Support given during the SANAP project included:

  • Four development needs enquiries of developing economy ABs were undertaken to identify individual and collective needs, plus individual face-to-face interviews with a majority of developing economy ABs to enable support programmes to be tailored to meet the identified needs of individual ABs – not a one-size-fits-all approach.
  • 26 classroom training events were supported and over 340 individual AB staff were sponsored to attend these events.
  • 12 attachments from developing economy ABs to more developed ABs were organized.
  • Six small groups with 38 participants from 11 accreditation bodies who attended APAC training events received additional mentoring online from the trainers.
  • Nine trainers from developing economy ABs were trained to be able to deliver face-to-face and online training on behalf of their own ABs or for APAC training courses on standards used in accreditation.
  • Five ABs were supported to observe the MRA peer evaluations of other ABs and one pre-evaluation audit conducted as part of the Preparation for Evaluation concept to help increase the number and scopes of MRA signatories in the region; the concept helped developing economy members of APAC that have not yet experienced any peer evaluation to gain further experience so that they may become better prepared for their own evaluations.
  • Supported the introduction of the e-learning concept as a cost-effective way of delivering training contents and transferring knowledge, initially supporting the video recording of training contents, and providing an independent expert review of the APAC e-learning platform and videos.
  • Eight non-APAC members sponsored to attend face-to-face General Assemblies.
  • Seven different IAF-ILAC brochures were translated into Thai, Mongolian, Vietnamese or Burmese to help the ABs in their efforts to raise awareness of the value of accreditation and accredited conformity assessment.

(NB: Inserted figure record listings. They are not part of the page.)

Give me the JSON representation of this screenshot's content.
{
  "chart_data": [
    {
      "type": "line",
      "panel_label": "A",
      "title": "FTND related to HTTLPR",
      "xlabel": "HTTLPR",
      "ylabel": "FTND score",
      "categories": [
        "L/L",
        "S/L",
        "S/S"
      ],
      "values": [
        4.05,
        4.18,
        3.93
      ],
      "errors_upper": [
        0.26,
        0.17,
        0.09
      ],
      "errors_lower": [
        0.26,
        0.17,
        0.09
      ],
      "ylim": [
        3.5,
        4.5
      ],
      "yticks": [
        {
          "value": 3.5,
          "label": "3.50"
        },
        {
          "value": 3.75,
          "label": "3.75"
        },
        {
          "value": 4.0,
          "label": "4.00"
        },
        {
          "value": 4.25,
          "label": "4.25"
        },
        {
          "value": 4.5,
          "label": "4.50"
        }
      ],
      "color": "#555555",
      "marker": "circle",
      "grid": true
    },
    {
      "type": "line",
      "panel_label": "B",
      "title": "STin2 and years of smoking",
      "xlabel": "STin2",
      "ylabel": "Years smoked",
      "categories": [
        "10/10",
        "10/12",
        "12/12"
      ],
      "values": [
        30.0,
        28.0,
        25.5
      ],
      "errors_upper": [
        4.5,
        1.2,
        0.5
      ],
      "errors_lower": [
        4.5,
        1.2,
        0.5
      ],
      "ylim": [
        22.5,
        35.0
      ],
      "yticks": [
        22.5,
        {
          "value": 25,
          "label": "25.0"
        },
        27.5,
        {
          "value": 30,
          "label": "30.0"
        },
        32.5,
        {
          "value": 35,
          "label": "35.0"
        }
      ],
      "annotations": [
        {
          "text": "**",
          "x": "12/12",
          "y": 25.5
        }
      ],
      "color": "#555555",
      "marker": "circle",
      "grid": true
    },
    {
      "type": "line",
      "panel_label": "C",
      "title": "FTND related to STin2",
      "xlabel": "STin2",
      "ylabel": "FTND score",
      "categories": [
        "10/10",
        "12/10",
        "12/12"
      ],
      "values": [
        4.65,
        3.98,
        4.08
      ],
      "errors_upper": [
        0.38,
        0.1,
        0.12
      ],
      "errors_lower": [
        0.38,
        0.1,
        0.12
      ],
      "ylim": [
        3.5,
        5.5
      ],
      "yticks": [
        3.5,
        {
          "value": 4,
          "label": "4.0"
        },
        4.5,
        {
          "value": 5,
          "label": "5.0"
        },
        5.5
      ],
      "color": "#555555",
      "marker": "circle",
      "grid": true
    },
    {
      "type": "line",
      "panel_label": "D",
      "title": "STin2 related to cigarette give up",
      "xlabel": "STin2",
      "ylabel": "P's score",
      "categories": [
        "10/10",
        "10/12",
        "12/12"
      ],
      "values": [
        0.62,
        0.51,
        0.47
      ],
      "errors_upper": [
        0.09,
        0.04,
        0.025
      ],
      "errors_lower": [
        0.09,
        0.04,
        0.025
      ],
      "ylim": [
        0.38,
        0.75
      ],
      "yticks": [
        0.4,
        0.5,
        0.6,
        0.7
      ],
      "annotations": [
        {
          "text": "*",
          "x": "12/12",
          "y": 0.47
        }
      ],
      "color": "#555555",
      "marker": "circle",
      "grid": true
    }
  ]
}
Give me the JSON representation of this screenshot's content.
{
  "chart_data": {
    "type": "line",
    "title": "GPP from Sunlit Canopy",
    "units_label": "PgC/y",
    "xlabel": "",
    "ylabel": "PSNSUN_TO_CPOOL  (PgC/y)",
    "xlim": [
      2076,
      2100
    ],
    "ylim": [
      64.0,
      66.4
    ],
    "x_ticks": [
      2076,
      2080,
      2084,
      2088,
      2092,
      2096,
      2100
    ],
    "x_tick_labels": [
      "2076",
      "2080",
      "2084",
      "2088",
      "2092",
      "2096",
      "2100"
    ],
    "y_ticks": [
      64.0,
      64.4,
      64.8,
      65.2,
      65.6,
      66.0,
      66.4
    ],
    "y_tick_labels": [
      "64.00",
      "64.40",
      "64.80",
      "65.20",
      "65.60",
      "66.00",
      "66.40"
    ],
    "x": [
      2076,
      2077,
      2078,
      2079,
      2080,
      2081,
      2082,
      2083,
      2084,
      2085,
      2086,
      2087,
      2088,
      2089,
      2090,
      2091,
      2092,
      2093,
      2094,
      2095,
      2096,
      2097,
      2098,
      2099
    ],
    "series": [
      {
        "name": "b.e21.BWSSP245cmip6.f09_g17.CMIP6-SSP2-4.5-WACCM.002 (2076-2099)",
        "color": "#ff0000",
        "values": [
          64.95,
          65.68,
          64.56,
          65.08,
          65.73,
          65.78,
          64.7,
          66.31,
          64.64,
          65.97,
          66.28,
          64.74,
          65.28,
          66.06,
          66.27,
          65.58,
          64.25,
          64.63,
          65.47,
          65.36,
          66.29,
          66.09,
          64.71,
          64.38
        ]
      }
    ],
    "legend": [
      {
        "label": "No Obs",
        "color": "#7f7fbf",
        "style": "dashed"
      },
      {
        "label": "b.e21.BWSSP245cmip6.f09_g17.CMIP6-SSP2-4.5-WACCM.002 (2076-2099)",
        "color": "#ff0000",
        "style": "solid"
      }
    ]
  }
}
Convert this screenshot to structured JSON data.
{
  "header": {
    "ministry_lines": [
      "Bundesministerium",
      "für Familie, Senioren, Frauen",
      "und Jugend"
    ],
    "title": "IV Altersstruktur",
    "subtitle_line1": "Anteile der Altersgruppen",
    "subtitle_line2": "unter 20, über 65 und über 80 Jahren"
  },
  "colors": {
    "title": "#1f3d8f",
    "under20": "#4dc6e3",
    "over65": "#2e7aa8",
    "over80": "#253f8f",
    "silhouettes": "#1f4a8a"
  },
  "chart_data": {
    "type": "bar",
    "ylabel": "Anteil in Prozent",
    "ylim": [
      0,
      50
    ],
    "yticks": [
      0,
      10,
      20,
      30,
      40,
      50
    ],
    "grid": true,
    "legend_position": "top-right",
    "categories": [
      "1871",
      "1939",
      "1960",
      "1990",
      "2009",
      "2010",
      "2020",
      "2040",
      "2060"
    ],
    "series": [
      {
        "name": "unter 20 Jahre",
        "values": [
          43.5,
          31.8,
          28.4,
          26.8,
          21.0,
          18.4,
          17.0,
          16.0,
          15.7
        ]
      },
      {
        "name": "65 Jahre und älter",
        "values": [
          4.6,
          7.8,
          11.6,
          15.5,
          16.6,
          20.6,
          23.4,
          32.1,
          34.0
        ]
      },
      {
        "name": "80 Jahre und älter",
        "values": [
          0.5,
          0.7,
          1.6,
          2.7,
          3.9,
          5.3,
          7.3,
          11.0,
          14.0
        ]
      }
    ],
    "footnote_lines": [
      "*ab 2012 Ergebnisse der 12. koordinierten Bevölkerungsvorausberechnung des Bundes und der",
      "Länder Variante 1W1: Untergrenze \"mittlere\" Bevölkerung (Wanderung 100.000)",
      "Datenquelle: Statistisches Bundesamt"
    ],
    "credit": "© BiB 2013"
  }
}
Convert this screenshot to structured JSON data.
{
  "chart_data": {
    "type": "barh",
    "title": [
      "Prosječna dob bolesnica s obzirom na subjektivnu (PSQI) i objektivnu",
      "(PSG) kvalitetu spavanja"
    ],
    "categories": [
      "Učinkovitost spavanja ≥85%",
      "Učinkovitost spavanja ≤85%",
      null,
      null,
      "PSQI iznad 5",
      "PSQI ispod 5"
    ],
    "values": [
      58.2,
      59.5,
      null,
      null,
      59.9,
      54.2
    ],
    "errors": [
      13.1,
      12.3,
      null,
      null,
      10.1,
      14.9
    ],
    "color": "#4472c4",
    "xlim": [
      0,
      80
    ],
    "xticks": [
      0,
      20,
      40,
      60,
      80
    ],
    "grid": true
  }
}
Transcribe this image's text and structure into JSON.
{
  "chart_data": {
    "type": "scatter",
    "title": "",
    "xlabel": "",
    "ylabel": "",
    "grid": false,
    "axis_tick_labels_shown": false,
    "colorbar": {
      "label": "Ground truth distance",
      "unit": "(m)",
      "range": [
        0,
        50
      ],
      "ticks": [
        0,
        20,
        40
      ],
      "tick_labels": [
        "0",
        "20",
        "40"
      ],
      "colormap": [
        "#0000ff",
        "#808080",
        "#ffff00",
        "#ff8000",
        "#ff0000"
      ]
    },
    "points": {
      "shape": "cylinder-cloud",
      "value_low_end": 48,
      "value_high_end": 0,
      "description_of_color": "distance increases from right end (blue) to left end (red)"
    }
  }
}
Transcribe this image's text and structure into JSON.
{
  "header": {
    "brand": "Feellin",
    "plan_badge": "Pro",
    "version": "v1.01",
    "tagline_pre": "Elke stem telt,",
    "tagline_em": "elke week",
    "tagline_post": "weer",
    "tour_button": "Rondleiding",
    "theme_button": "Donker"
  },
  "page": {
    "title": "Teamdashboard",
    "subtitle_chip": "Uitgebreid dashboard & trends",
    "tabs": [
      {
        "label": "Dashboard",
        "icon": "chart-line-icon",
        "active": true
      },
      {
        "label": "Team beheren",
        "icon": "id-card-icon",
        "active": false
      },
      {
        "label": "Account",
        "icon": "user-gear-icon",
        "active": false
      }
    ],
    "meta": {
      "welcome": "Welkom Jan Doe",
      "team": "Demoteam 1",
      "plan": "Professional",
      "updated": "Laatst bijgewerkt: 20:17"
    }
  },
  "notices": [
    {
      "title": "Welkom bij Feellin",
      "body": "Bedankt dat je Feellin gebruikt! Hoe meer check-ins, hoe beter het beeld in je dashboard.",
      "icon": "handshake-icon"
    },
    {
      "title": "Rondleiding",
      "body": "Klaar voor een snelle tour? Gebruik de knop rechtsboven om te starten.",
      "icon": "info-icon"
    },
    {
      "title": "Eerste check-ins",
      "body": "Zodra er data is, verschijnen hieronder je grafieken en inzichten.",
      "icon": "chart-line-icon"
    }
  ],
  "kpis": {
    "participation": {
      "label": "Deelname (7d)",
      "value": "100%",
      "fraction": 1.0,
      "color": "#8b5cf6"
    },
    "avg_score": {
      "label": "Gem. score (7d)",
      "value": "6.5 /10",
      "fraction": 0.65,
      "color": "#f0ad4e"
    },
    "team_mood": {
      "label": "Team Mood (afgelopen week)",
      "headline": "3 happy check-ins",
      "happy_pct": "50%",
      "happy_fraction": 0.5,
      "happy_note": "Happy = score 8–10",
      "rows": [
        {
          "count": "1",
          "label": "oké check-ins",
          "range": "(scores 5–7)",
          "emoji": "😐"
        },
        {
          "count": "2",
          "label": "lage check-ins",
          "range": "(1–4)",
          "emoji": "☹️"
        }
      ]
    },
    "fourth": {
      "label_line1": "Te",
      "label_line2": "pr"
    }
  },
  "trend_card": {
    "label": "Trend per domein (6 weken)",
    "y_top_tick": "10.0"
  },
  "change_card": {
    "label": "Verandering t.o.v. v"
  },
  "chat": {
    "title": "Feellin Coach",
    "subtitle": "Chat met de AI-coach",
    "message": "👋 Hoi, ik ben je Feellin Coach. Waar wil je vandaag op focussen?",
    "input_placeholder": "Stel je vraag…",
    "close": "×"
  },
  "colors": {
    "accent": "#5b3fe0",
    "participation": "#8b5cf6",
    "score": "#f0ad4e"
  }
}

During the project, the training and development concepts introduced by SANAP have been successfully and sustainably incorporated into APAC’s own capacity development plans.

Looking to the future, currently under consideration for BMZ funding is a project to support APAC and its developing economy members to expand their digital services and processes in accreditation. This will enable more informed decision-making on digitalization-related matters, increased use of digital formats to improve services and collaboration, and strengthened capacity of developing economy accreditation bodies to provide digital services.

SANAP has been pleased to provide focused support to quality infrastructure capacity building in the Asia Pacific region over many years, and although the SANAP project has drawn to a close, it is good to see that the links between PTB and APAC and its members remain strong.

Graham Talbot is a former Chair of the IAF CMC (2008 – 2012) and of the ILAC MCC (2005 – 2012) who has worked for PTB as an independent consultant in the SANAP project since 2014.

PTB is the national metrology institute of Germany. Since 1960, PTB has been sharing its core competence in international development cooperation, supporting developing and emerging economies in the field of quality infrastructure to contribute to sustainable economic, social, and ecological development.